Those of you who read the first Phonogram trade and missed those thoroughly despicable yet compelling characters in the series’ second incarnation will be thrilled to know that “We Share Our Mother’s Health” is indeed the story of Emily Aster. A story of Emily Aster, really, because Emily strikes me as a woman with many, many stories. It’s part of her charm, if charm was something that she could be bothered to have.
I relate to her, though she’s nasty and frightened and working as hard as she can to keep up with something shallow and silly to leave behind the person she was, the person who hurt. I want to know just how Kieron Gillen and Jamie McKelvie got into the head of a woman stuck trying to stay as pretty as the pretty young things around her, clinging to a rock’n'roll youth that she’s losing fast because she cannot relate to the adult world she’s supposed to be part of.
(Read on.)
The comic starts with pieces of Emily on a blank background, devoid of context, reduced to parts—the way she sees herself, the way she likes herself. The rest of the story is Emily fighting to pull herself out of context, refusing her surroundings and her past.
David Kohl is the only one safe for Emily to be around, so naturally he’s here, but only to drag Emily out of her perfect world and into a messy one where people recognize her and where she recognizes herself in the haircuts and hip ensembles around her, in the music she pretends she doesn’t like anymore.

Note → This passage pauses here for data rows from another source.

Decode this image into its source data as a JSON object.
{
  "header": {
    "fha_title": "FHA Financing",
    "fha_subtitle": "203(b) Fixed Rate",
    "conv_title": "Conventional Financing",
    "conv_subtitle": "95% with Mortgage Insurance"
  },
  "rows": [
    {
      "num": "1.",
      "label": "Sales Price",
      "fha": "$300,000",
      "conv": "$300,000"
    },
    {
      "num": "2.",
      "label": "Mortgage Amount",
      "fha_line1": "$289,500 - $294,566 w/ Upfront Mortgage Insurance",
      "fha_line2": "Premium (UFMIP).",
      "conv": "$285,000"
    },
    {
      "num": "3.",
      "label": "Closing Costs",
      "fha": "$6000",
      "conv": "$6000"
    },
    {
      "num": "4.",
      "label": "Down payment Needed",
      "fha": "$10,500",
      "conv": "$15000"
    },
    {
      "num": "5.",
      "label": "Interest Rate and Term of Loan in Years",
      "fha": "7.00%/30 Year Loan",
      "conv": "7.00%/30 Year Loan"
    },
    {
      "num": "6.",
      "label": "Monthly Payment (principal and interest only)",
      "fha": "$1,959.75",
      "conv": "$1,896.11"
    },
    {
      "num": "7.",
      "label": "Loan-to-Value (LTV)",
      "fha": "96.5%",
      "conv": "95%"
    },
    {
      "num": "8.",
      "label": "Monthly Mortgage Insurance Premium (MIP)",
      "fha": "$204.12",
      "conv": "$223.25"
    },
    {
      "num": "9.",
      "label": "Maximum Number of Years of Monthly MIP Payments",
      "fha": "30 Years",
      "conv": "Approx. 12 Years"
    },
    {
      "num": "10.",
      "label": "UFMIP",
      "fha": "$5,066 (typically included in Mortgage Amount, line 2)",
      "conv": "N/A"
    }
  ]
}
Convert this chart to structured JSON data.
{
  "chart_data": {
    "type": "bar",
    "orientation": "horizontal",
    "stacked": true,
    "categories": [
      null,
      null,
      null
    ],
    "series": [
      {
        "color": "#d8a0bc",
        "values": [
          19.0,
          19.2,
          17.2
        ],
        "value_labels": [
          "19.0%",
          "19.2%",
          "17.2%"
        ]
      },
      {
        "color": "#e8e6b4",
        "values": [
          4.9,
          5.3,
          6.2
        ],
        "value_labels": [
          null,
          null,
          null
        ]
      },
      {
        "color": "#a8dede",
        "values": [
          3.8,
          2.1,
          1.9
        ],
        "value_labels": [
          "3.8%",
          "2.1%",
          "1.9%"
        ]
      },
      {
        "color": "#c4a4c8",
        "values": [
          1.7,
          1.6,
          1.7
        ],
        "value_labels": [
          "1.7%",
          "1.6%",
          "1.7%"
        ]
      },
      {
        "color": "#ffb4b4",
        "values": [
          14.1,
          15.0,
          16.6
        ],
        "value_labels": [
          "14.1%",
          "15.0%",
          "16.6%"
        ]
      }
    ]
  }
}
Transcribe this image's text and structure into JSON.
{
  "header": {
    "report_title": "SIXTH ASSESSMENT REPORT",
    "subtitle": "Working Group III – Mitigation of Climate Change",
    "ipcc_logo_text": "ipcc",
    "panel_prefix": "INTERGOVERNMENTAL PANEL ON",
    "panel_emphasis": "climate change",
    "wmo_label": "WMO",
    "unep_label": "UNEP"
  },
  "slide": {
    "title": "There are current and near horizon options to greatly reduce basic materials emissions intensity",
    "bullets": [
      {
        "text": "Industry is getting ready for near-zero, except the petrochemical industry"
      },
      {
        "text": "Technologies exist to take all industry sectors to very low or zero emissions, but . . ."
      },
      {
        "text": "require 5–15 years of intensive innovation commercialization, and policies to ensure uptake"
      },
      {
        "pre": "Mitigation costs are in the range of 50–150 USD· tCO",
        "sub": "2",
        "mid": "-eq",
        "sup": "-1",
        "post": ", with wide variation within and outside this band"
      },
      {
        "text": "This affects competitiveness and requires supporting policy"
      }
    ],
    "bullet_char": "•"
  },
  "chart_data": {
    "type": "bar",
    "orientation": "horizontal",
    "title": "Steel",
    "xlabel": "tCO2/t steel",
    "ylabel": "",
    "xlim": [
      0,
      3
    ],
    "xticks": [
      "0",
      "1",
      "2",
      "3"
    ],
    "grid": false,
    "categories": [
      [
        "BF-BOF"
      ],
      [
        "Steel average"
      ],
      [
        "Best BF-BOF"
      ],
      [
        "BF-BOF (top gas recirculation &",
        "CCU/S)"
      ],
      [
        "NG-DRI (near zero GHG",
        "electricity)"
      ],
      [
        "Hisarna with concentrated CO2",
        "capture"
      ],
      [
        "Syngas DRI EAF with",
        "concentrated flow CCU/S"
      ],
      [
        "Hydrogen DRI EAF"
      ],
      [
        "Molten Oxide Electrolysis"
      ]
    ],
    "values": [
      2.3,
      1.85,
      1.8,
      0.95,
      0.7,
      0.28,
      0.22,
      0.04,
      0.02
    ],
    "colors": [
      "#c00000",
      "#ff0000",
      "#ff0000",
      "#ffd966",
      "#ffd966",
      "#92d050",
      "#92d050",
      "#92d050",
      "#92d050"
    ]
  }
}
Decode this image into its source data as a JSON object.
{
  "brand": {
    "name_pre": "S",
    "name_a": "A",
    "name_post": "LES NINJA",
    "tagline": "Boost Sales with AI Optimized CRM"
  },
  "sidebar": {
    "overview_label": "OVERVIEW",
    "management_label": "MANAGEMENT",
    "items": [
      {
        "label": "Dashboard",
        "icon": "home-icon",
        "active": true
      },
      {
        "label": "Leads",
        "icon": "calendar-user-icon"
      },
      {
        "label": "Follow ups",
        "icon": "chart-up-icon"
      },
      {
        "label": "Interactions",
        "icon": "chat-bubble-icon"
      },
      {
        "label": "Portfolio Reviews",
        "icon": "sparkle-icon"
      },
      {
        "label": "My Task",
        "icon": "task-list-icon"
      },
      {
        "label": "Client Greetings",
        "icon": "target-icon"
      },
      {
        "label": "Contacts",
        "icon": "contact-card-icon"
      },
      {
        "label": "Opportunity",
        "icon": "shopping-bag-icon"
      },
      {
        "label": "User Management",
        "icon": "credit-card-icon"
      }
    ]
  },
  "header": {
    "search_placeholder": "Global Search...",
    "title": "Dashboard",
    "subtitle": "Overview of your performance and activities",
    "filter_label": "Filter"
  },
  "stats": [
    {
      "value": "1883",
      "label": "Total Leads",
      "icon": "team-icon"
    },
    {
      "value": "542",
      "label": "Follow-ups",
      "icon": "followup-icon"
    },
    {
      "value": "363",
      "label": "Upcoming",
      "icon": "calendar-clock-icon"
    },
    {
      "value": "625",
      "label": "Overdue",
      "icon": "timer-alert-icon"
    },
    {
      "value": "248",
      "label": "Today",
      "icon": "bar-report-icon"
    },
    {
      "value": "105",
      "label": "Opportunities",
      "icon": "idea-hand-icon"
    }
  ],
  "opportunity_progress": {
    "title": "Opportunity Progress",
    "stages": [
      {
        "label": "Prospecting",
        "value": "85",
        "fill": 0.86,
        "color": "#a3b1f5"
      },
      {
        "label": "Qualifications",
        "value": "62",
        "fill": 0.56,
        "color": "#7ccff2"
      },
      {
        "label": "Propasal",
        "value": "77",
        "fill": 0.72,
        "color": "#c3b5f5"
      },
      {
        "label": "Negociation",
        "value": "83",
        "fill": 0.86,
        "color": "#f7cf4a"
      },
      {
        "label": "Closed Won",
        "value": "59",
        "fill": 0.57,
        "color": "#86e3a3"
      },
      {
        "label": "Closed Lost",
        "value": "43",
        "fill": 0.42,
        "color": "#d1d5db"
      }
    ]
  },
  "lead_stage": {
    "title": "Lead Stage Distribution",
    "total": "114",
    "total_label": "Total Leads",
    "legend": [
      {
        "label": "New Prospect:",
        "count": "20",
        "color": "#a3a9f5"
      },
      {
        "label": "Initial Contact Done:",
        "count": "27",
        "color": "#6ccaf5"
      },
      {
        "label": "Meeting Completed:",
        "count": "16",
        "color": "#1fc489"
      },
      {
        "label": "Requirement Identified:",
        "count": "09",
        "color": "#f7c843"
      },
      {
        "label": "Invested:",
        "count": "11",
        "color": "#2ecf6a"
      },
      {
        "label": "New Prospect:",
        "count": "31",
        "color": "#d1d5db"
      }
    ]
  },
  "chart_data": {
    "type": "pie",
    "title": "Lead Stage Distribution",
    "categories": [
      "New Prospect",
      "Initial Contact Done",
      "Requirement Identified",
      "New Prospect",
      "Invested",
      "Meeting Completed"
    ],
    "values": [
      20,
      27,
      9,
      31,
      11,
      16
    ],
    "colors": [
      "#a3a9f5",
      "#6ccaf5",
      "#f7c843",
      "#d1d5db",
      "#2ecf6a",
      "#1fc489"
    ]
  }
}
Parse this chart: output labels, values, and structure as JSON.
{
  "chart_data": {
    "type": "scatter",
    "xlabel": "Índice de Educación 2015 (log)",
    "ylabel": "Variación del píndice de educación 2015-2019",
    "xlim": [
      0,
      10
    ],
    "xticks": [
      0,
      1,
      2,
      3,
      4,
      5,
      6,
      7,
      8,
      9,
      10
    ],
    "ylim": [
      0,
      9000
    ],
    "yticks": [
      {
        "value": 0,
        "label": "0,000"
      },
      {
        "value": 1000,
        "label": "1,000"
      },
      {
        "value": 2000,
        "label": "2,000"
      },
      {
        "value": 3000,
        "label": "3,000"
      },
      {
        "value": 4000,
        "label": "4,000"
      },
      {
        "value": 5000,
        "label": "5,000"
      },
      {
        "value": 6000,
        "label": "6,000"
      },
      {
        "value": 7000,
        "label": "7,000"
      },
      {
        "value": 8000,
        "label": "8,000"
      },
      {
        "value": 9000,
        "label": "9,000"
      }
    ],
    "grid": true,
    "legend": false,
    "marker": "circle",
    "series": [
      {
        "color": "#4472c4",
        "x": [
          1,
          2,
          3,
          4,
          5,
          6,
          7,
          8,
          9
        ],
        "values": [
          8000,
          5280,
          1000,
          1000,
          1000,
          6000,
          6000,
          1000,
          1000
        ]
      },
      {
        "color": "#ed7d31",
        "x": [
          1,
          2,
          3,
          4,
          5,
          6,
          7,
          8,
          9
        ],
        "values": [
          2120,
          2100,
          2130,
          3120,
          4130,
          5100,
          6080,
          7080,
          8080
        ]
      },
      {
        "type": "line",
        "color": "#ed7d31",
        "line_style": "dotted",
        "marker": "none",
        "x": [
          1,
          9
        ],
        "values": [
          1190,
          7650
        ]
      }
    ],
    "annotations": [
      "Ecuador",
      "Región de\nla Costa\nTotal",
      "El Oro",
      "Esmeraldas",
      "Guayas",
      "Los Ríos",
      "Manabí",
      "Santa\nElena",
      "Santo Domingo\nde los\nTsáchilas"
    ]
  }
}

Where Penny, in Phonogram 2.1, danced and you could feel the motion in each panel, Emily and David string together poses and pretend they’re not looking to see who’s looking at them.
Emily successfully deflates a few attempts to pin her past on her, but she can’t escape her old self completely, seeing everything she hates about herself in the mirror and taking it out on a poor girl who happens to recognize that girl. Pages of what are essentially talking heads hold interest through slight shifts in perspective, both in pictures and in the dialogue, as the violent words spill from Emily’s perfectly glossed lips hit like be-ringed fists.
To save herself from having to face the past, she has to find a way out of the present, without strings attached. It doesn’t take her long to get what she wants, yet there’s no real desire in her other than a desire to keep defining her identity, both with newer and better pop songs and with every step she puts between herself and the old her. A moment that should be imbued with passion, in the last panel, is instead soulless, empty–and an image that will haunt you long after you close the book.
Phonogram 2.1 was about the magic of dancing and the salvation of the right song, but 2.2 and 2.3 are both, in their ways, about the hell the wrong song can put you through. Emily’s story is about defining yourself by music and then doing your best to get rid of that definition–but the music never really goes away. It shows up when you least expect it, and you catch yourself dancing and singing along.
Emily’s so self-absorbed that even the B-sides in her book couldn’t really be about anyone but her, so she quietly steals both the re-telling, in short, hilarious form, of the story of Phonogram: Rue Britannia in Leigh Gallagher’s hand, and the experience of poor Indie Dave when he finds out who was allowed to cover his precious Joy Division.
In the end, I’m glad I’m not Emily Aster, glad I don’t have to be cruel to myself in the form of every girl who crosses my path just to maintain distance from a past I’m scared will catch up to me. And yet I’ve got enough of her inside me to feel for her even though it’s the last thing she wants. Some readers won’t like this issue, won’t be cruel enough to enjoy watching people get hurt and won’t want to admit that they’ve got some of Emily inside them, too.
But we all do.
Phonogram hits the better comic shops this Wednesday.